More than 400 million tons of plastic are produced every year by diverse industries, and half of which is designed to be used only once. In that, less than 10 percent is being recycled. A clear estimate of over 19 million tones end up in lakes, rivers and sea. For the benefit of insight, Sierra Leone among other African countries serves as a typical example of the abrupt plastic pollution. On a more serious note, the unpleasant littering of plastic wastes especially in major cities like Freetown for instance have clogged the landfills, leached into the drainages and the ocean by every extend.
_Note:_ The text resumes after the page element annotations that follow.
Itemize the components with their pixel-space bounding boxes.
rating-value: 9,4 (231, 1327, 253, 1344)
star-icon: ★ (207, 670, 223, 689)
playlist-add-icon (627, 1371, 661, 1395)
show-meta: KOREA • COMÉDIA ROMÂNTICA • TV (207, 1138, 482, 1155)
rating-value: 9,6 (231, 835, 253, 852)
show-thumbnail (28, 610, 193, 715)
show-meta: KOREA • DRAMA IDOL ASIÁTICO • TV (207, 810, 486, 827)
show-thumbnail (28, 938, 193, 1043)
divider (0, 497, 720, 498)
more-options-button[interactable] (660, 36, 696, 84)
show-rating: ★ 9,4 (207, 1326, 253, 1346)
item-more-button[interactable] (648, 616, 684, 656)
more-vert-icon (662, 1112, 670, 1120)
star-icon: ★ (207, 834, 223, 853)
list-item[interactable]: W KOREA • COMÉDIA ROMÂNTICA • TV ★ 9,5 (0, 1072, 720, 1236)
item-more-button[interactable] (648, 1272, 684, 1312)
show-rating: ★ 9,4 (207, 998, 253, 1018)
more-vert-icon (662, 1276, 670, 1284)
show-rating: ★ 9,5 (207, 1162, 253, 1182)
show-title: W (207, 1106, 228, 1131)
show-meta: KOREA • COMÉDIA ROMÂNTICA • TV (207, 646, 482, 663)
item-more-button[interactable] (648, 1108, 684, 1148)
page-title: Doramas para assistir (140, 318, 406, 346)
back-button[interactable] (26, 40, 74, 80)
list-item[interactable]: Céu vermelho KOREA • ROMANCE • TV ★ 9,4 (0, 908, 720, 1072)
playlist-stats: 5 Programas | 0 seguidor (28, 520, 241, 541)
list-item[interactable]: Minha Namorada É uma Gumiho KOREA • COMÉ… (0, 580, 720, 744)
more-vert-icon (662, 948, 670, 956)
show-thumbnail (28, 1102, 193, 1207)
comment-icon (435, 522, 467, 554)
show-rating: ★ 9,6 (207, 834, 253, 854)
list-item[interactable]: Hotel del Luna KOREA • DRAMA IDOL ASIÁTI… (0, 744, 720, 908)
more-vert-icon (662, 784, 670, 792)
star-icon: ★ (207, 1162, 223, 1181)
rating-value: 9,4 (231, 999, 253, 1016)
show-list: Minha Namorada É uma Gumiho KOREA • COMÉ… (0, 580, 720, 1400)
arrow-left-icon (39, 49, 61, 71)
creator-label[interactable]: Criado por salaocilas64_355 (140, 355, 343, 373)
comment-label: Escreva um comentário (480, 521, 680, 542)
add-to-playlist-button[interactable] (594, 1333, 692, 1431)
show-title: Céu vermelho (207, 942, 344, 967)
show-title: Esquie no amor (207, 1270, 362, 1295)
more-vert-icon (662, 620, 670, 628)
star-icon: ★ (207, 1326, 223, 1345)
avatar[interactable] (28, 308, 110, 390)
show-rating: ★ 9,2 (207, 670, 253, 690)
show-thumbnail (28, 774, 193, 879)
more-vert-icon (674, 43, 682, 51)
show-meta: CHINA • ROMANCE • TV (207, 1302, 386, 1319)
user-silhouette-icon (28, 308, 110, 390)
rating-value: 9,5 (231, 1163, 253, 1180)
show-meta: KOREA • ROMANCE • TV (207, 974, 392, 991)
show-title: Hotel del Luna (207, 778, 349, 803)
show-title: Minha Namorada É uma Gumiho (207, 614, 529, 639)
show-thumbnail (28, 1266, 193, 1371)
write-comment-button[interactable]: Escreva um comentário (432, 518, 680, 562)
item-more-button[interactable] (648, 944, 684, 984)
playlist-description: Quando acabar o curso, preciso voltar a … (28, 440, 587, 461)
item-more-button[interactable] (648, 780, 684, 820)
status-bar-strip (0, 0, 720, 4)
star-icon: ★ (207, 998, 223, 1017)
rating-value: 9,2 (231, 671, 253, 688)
Nonetheless, this human attitude of plastic waste has become one of the gravest threats to the city in general especially during the rainy season where flooding occurs in major streets, people are forced to relocate and homes being vanished.
Consequently, it is estimated that more than 800 marine and coastal species are affected by this pollution through ingestion, entanglement and other dangers. For that reason, discarding a single-used plastic harms human health, biodiversity as well pollute the entire ecosystem ranging from mountain top to the foot of the ocean. Not only that, what is less known is that micro plastics find their way into the food we eat, the water we drink and even the air we breathe. Many plastic products contain hazardous additives, which may pose a threat to our health.
With this in mind, the more plastic is produced, the more fossil fuel is required, and the more people intensify the climate crisis. Also, plastic products create greenhouse gas emissions across their whole lifecycle. If no action is taken, greenhouse gas emissions caused by plastic could account for 19% of the Paris Agreement’s total allowable emissions in 2040 to limit warming to 1.5 degrees Celsius that which is observed by United Nations Environmental Programme early this year.
In order to make amends, with the availability of science coupled with the digital trend and the solution to tackle the problems, governments, companies, policy makers and other stakeholders must scale up their game in order to speed action to stop this crisis for the nature not to remain in an emergency reset. However, this day underscores the importance of mobilizing transformative action from every part of the world.